A resolution to the issue of incompatible 56Kbit/s modem technologies may be managed by midyear if vendor politics don't derail standards efforts.

SAN MATEO--IS managers may see a resolution to the issue of incompatible 56Kbit/s modem technologies by midyear if vendor politics don't derail standards efforts. An ad hoc subcommittee of the Telecommunications Industry Association (TIA) is working with network-equipment suppliers and service providers to complete an interim 56Kbit/s standard.

"We hope to have it wrapped up by midyear," says Barry O'Mahony, ad hoc committee chairman and a communications engineer at Intel, in Santa Clara, California.

The TIA plans to present a working paper to kick off worldwide 56Kbit/s standards efforts at a March 17 to 27 International Telecommunications Union meeting in Geneva.

Also, Internet service providers (ISPs) and computer-manufacturer executives that will be affected by the rollout of incompatible modems have informally indicated that they'll help drive disparate camps to a de facto agreement prior to an interim TIA accord.

The formation of a consortium of companies backing the K56Flex technology is to be announced as early as next week, says Dennis Hayes, chairman of modem maker Hayes, in Atlanta.

But manufacturers of modems supporting the incompatible x2 56Kbit/s technology from US Robotics and K56Flex from Lucent and Rockwell are busy rolling out pre-standard products and taking swipes at each other.

"I can tell you ... there is not an agreement," says Casey Cowell, CEO of U. Robotics, in Skokie, Illinois.

"Everyone in the industry is using [K56Flex] except for US Robotics," Hayes says.
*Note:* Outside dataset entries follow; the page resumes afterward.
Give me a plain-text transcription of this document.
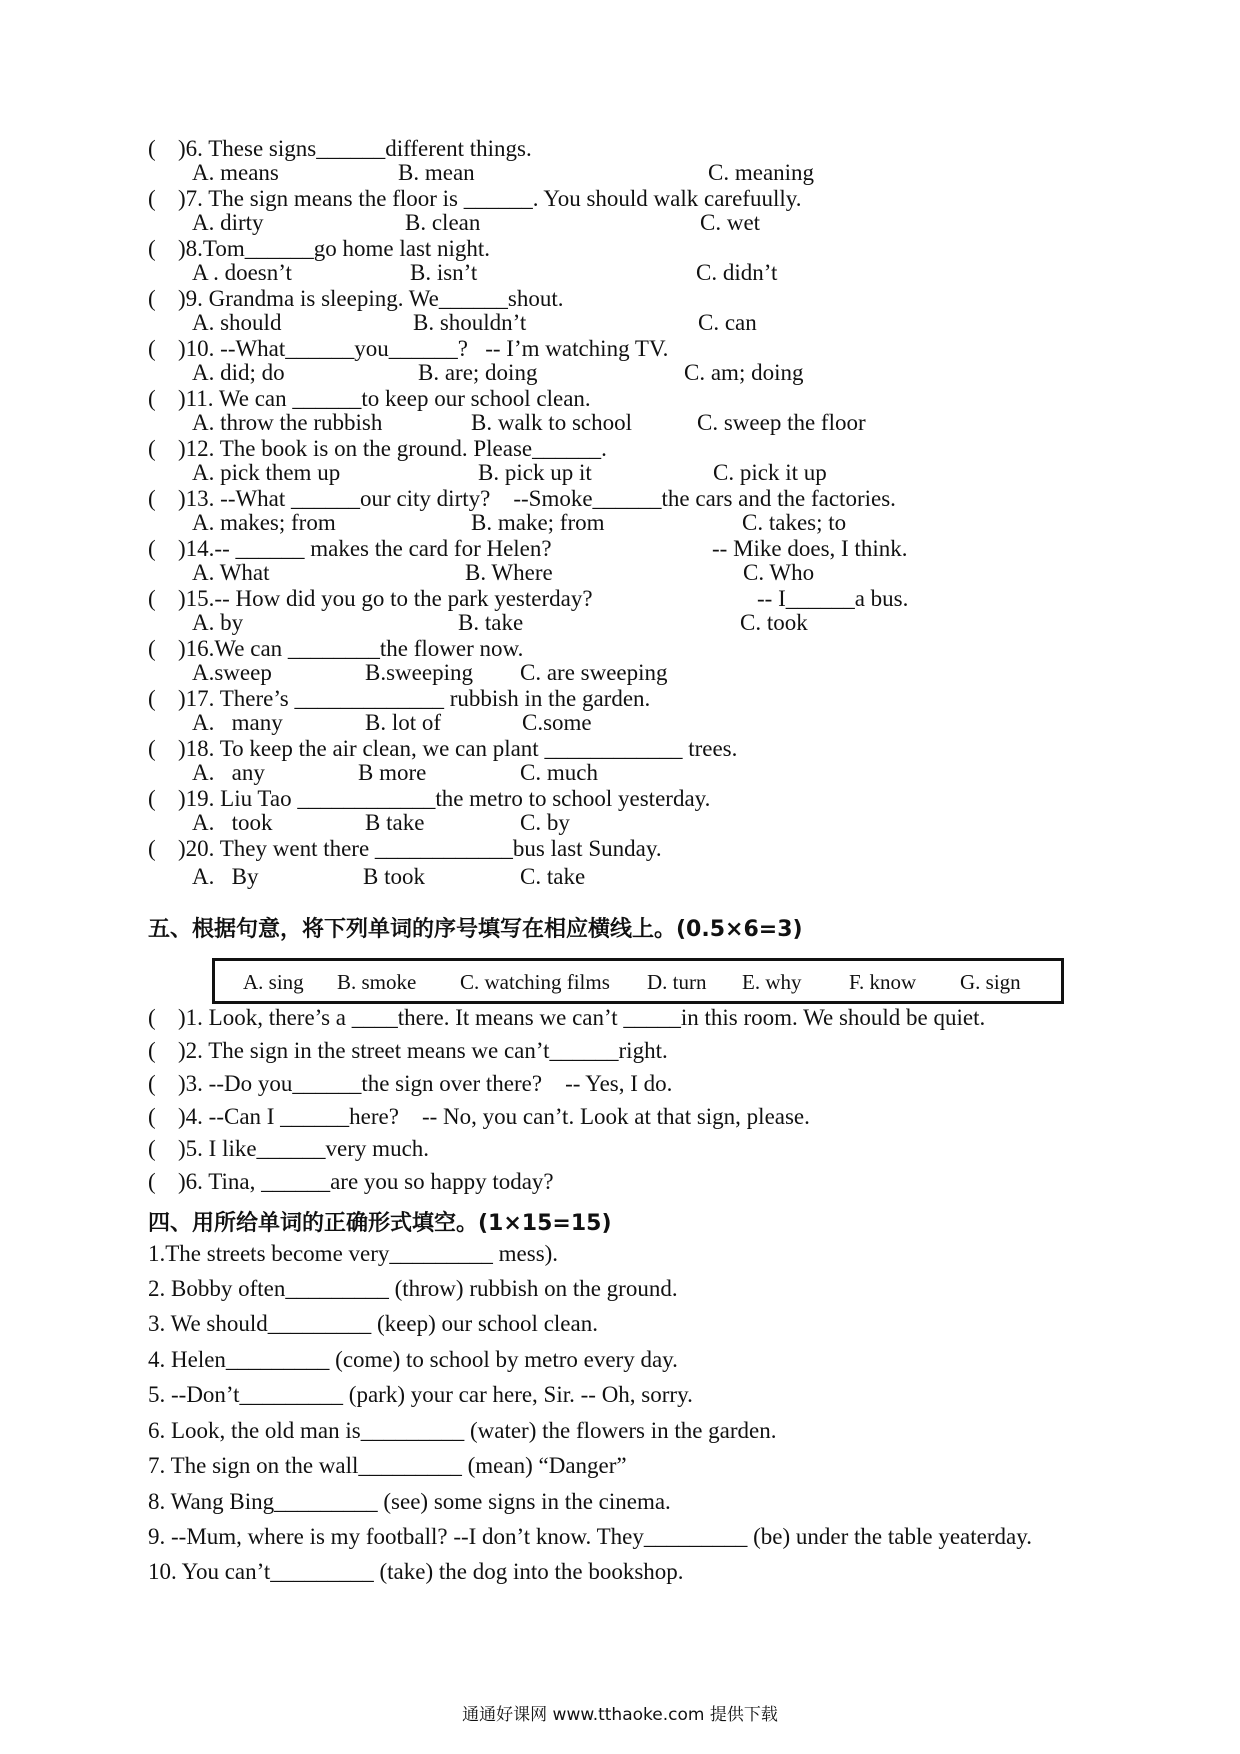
( )6. These signs______different things.
A. means	B. mean	C. meaning
( )7. The sign means the floor is ______. You should walk carefuully.
A. dirty	B. clean	C. wet
( )8.Tom______go home last night.
A . doesn’t	B. isn’t	C. didn’t
( )9. Grandma is sleeping. We______shout.
A. should	B. shouldn’t	C. can
( )10. --What______you______?   -- I’m watching TV.
A. did; do	B. are; doing	C. am; doing
( )11. We can ______to keep our school clean.
A. throw the rubbish	B. walk to school	C. sweep the floor
( )12. The book is on the ground. Please______.
A. pick them up	B. pick up it	C. pick it up
( )13. --What ______our city dirty?    --Smoke______the cars and the factories.
A. makes; from	B. make; from	C. takes; to
( )14.-- ______ makes the card for Helen?	-- Mike does, I think.
A. What	B. Where	C. Who
( )15.-- How did you go to the park yesterday?	-- I______a bus.
A. by	B. take	C. took
( )16.We can ________the flower now.
A.sweep	B.sweeping C. are sweeping
( )17. There’s _____________ rubbish in the garden.
A.   many	B. lot of	C.some
( )18. To keep the air clean, we can plant ____________ trees.
A.   any	B more	C. much
( )19. Liu Tao ____________the metro to school yesterday.
A.   took	B take	C. by
( )20. They went there ____________bus last Sunday.
A.   By	B took	C. take
五、根据句意，将下列单词的序号填写在相应横线上。(0.5×6=3)
A. sing B. smoke C. watching films D. turn E. why F. know G. sign
( )1. Look, there’s a ____there. It means we can’t _____in this room. We should be quiet.
( )2. The sign in the street means we can’t______right.
( )3. --Do you______the sign over there?    -- Yes, I do.
( )4. --Can I ______here?    -- No, you can’t. Look at that sign, please.
( )5. I like______very much.
( )6. Tina, ______are you so happy today?
四、用所给单词的正确形式填空。(1×15=15)
1.The streets become very_________ mess).
2. Bobby often_________ (throw) rubbish on the ground.
3. We should_________ (keep) our school clean.
4. Helen_________ (come) to school by metro every day.
5. --Don’t_________ (park) your car here, Sir. -- Oh, sorry.
6. Look, the old man is_________ (water) the flowers in the garden.
7. The sign on the wall_________ (mean) “Danger”
8. Wang Bing_________ (see) some signs in the cinema.
9. --Mum, where is my football? --I don’t know. They_________ (be) under the table yeaterday.
10. You can’t_________ (take) the dog into the bookshop.
通通好课网 www.tthaoke.com 提供下载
Adding fuel to the fire, Motorola late this week filed a lawsuit against US Robotics. In a complaint filed in the US District Court in Boston, Motorola said US Robotics infringed on patents on parts of Motorola's technologies found in the V.34 standard.

The suit also could apply to parts of US Robotics 56Kbit/s technologies that may use V.34 as the upstream signaling method.

Obviously, lawsuits are not going to help companies agree on technology standards. But such agreements remain vital to broad acceptance of 56Kbit/s modem technologies and support from major ISPs.